In the first years of the Law and Justice government, the country’s civil-society institutions seemed to contain some of this damage. Under pressure from mass protests, Kaczynski was forced to make a few partial yet significant concessions on judicial independence. It seemed as though Poles would not accept a restriction of their democratic rights without a fight.
But the protests waned, and the biggest opposition party struggled to find its footing. Leading up to Sunday’s elections, Kaczynski promised to go even further with his attacks on independent judges and a free media if his party was rewarded at the ballot box.
Read: A warning from Europe: The worst is yet to come
It was.

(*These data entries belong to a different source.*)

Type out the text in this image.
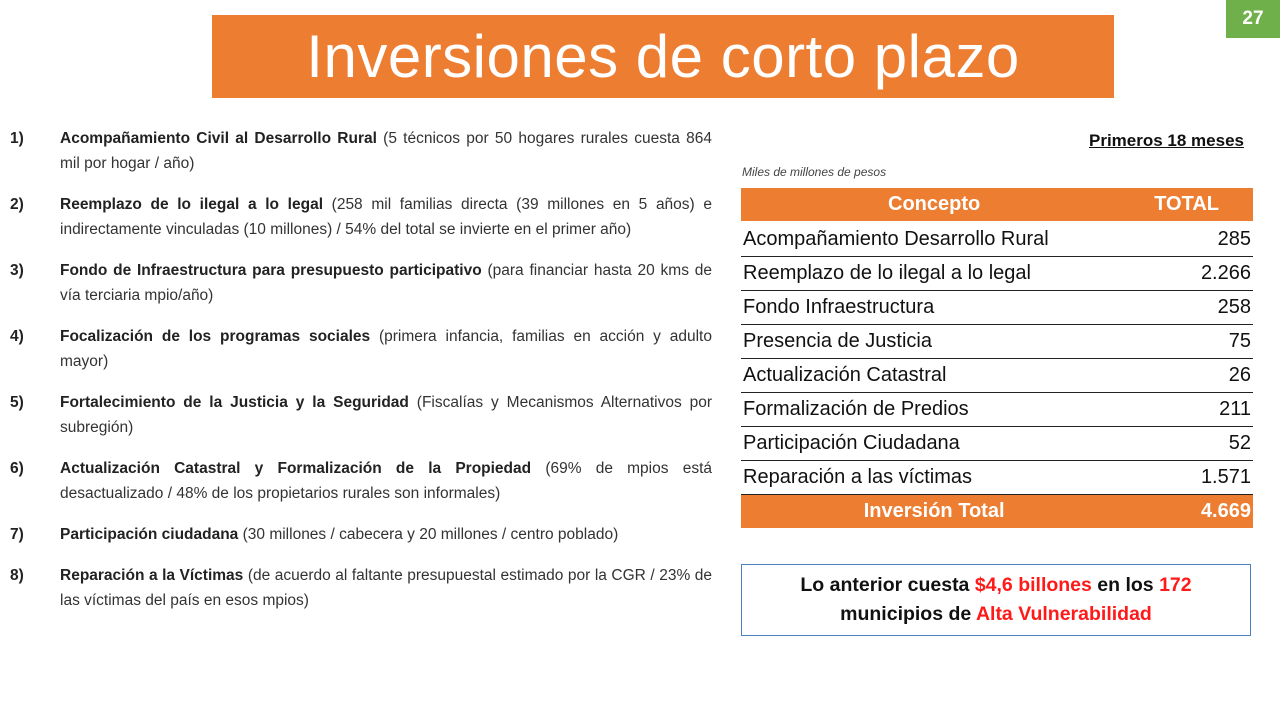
27
Inversiones de corto plazo
1) Acompañamiento Civil al Desarrollo Rural (5 técnicos por 50 hogares rurales cuesta 864 mil por hogar / año)
2) Reemplazo de lo ilegal a lo legal (258 mil familias directa (39 millones en 5 años) e indirectamente vinculadas (10 millones) / 54% del total se invierte en el primer año)
3) Fondo de Infraestructura para presupuesto participativo (para financiar hasta 20 kms de vía terciaria mpio/año)
4) Focalización de los programas sociales (primera infancia, familias en acción y adulto mayor)
5) Fortalecimiento de la Justicia y la Seguridad (Fiscalías y Mecanismos Alternativos por subregión)
6) Actualización Catastral y Formalización de la Propiedad (69% de mpios está desactualizado / 48% de los propietarios rurales son informales)
7) Participación ciudadana (30 millones / cabecera y 20 millones / centro poblado)
8) Reparación a la Víctimas (de acuerdo al faltante presupuestal estimado por la CGR / 23% de las víctimas del país en esos mpios)
Primeros 18 meses
Miles de millones de pesos
Concepto	TOTAL
Acompañamiento Desarrollo Rural	285
Reemplazo de lo ilegal a lo legal	2.266
Fondo Infraestructura	258
Presencia de Justicia	75
Actualización Catastral	26
Formalización de Predios	211
Participación Ciudadana	52
Reparación a las víctimas	1.571
Inversión Total	4.669
Lo anterior cuesta $4,6 billones en los 172
municipios de Alta Vulnerabilidad
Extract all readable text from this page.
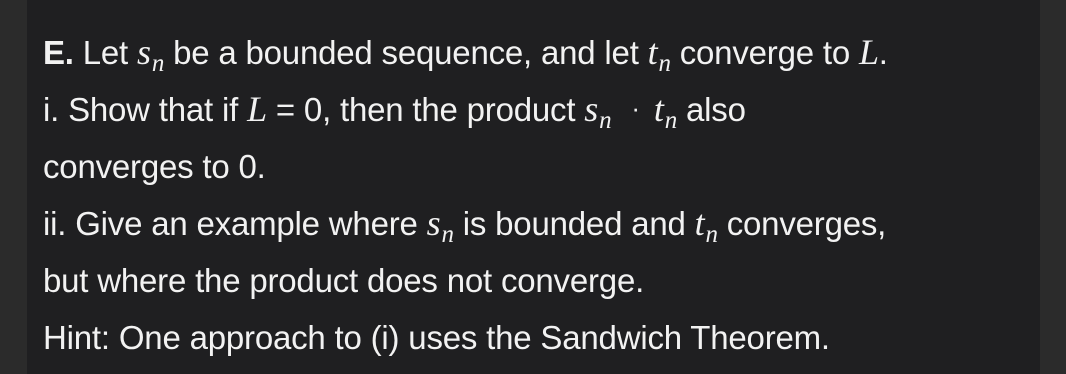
E. Let $s_n$ be a bounded sequence, and let $t_n$ converge to L.
i. Show that if L = 0, then the product $s_n \cdot t_n$ also
converges to 0.
ii. Give an example where $s_n$ is bounded and $t_n$ converges,
but where the product does not converge.
Hint: One approach to (i) uses the Sandwich Theorem.
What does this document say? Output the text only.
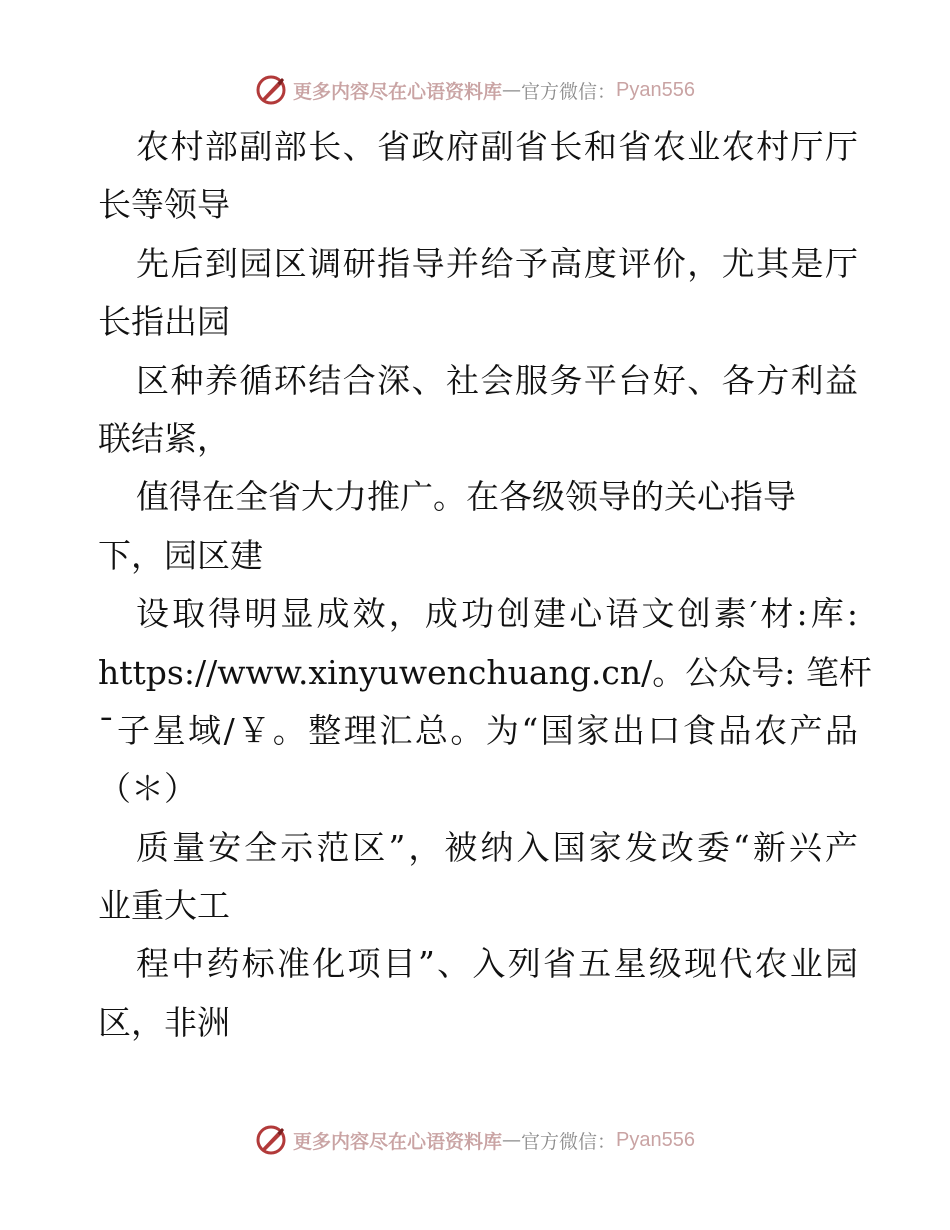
更多内容尽在心语资料库 — 官方微信： Pyan556
农村部副部长、省政府副省长和省农业农村厅厅
长等领导
先后到园区调研指导并给予高度评价，尤其是厅
长指出园
区种养循环结合深、社会服务平台好、各方利益
联结紧，
值得在全省大力推广。在各级领导的关心指导
下，园区建
设取得明显成效，成功创建心语文创素′材:库:
https://www.xinyuwenchuang.cn/。公众号: 笔杆
¯子星域/￥。整理汇总。为“国家出口食品农产品
（＊）
质量安全示范区”，被纳入国家发改委“新兴产
业重大工
程中药标准化项目”、入列省五星级现代农业园
区，非洲
更多内容尽在心语资料库 — 官方微信： Pyan556
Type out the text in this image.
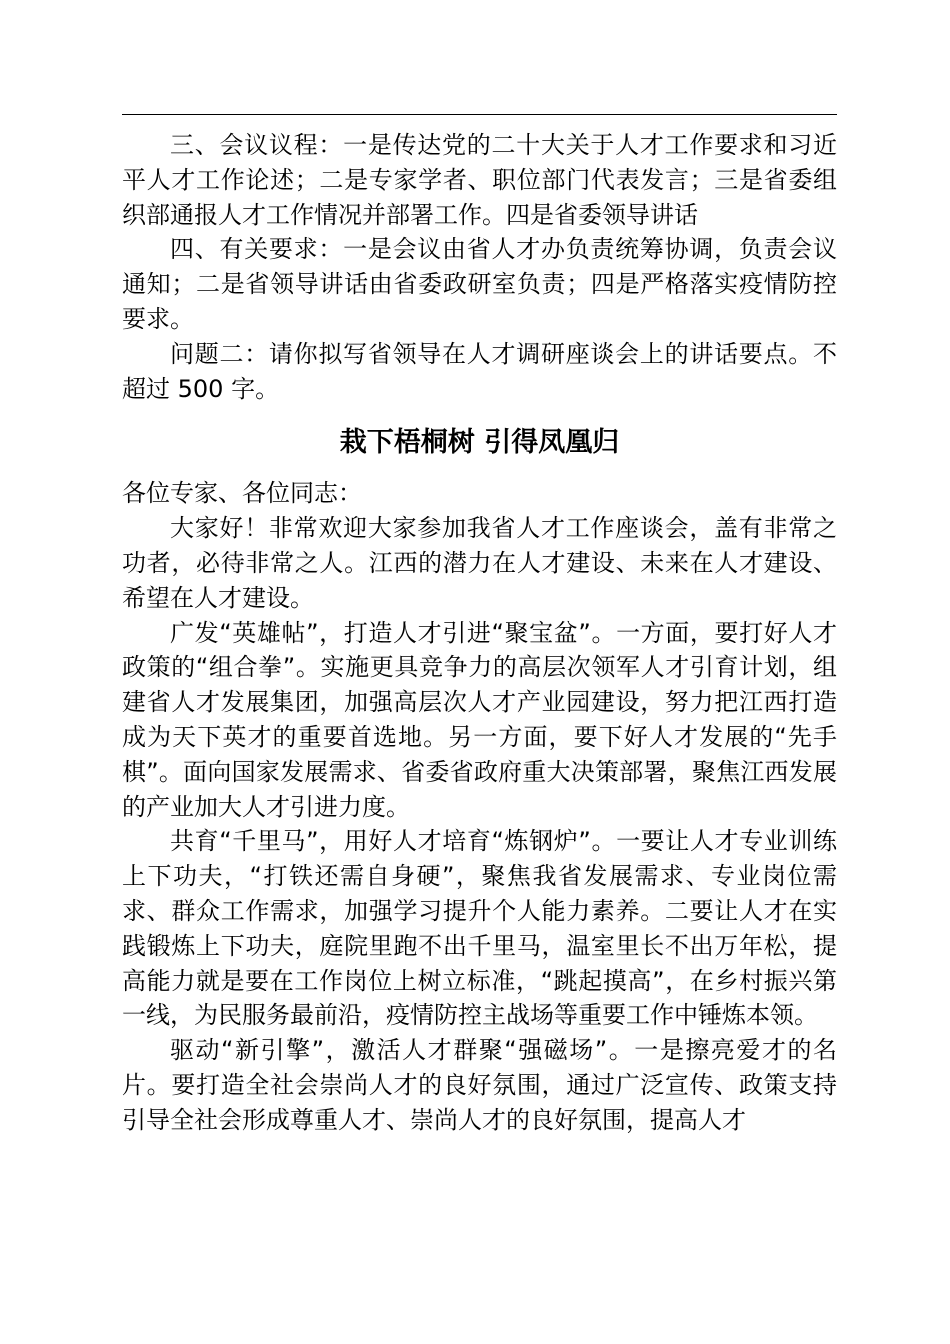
三、会议议程：一是传达党的二十大关于人才工作要求和习近平人才工作论述；二是专家学者、职位部门代表发言；三是省委组织部通报人才工作情况并部署工作。四是省委领导讲话

四、有关要求：一是会议由省人才办负责统筹协调，负责会议通知；二是省领导讲话由省委政研室负责；四是严格落实疫情防控要求。

问题二：请你拟写省领导在人才调研座谈会上的讲话要点。不超过 500 字。

栽下梧桐树 引得凤凰归

各位专家、各位同志：

大家好！非常欢迎大家参加我省人才工作座谈会，盖有非常之功者，必待非常之人。江西的潜力在人才建设、未来在人才建设、希望在人才建设。

广发“英雄帖”，打造人才引进“聚宝盆”。一方面，要打好人才政策的“组合拳”。实施更具竞争力的高层次领军人才引育计划，组建省人才发展集团，加强高层次人才产业园建设，努力把江西打造成为天下英才的重要首选地。另一方面，要下好人才发展的“先手棋”。面向国家发展需求、省委省政府重大决策部署，聚焦江西发展的产业加大人才引进力度。

共育“千里马”，用好人才培育“炼钢炉”。一要让人才专业训练上下功夫，“打铁还需自身硬”，聚焦我省发展需求、专业岗位需求、群众工作需求，加强学习提升个人能力素养。二要让人才在实践锻炼上下功夫，庭院里跑不出千里马，温室里长不出万年松，提高能力就是要在工作岗位上树立标准，“跳起摸高”，在乡村振兴第一线，为民服务最前沿，疫情防控主战场等重要工作中锤炼本领。

驱动“新引擎”，激活人才群聚“强磁场”。一是擦亮爱才的名片。要打造全社会崇尚人才的良好氛围，通过广泛宣传、政策支持引导全社会形成尊重人才、崇尚人才的良好氛围，提高人才
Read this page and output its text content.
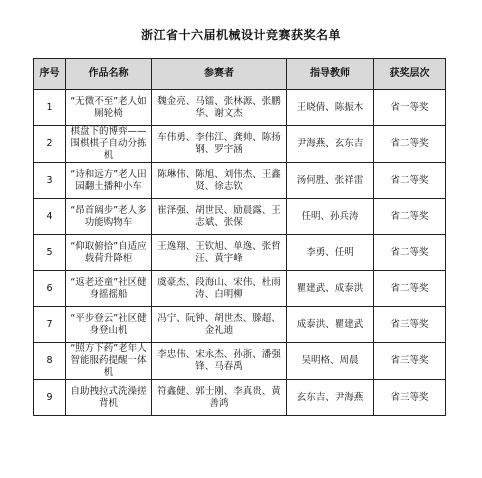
浙江省十六届机械设计竞赛获奖名单
序号	作品名称	参赛者	指导教师	获奖层次
1	“无微不至”老人如厕轮椅	魏金亮、马镭、张林源、张鹏华、谢文杰	王晓倩、陈振木	省一等奖
2	棋盘下的博弈——围棋棋子自动分拣机	车伟勇、李伟江、龚帅、陈扬钢、罗宇涵	尹海燕、玄东吉	省二等奖
3	“诗和远方”老人田园翻土播种小车	陈琳伟、陈旭、刘伟杰、王鑫贤、徐志钦	汤何胜、张祥雷	省二等奖
4	“昂首阔步”老人多功能购物车	崔泽强、胡世民、励晨露、王志斌、张保	任明、孙兵涛	省二等奖
5	“仰取俯拾”自适应载荷升降柜	王逸翔、王钦旭、单逸、张哲汪、黄宇峰	李勇、任明	省二等奖
6	“返老还童”社区健身摇摇船	虞豪杰、段海山、宋伟、杜雨涛、白明柳	瞿建武、成泰洪	省二等奖
7	“平步登云”社区健身登山机	冯宁、阮钟、胡世杰、滕超、金礼迪	成泰洪、瞿建武	省三等奖
8	“照方下药”老年人智能服药提醒一体机	李忠伟、宋永杰、孙浙、潘强锋、马春禹	吴明格、周晨	省三等奖
9	自助拽拉式洗澡搓背机	符鑫健、郭士刚、李真贵、黄善鸿	玄东吉、尹海燕	省三等奖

Law and Justice won 44 percent of the vote, about 6 percent more than in the past elections. Its closest competitor, the center-right Civic Coalition, won 27 percent, down 5. Because the country’s electoral system gives a sizable advantage to the largest political party, Kaczynski will gain enough seats in Parliament to push through his agenda with little opposition.
As examples of many other populist governments, from nearby Hungary to faraway Venezuela, show, it is often in their second term in office that populist leaders manage to take full control, intimidating critics and eliminating rival power centers. In this election, the chances of the opposition were already somewhat restricted by a deeply hostile media environment. With the government now holding enough power to institute further anti-democratic reforms, it is likely that it will become ever harder for the opposition to do its work.
But it’s not only Poles who will suffer the repercussions. The European Union is founded on a set of shared democratic values and built on the assumption that all of its member states will (by and large) continue to adhere to them. For the past years, Hungary has stretched those presuppositions beyond the breaking point, but the continent’s leaders have treated this embarrassing fact as a mere anomaly. Now it looks as though Warsaw is slowly morphing into Budapest. Since Poland is a much larger country, with a much bigger voice within the EU, its autocratic tendencies will be much harder to shrug off. Many European citizens will start to ask themselves why they should share their sovereignty with illiberal and anti-democratic governments.
For decades, scholars have assumed that democracy is brittle in some countries, such as Ukraine and Ethiopia, but stable in others, such as Japan and Italy. Poland, according to most of these scholars, belonged in the latter—supposedly stable—category.
Sunday’s election shows that this was naive. No democracy is perfectly safe. In the age of populism, certainty about the political future is a dangerous illusion.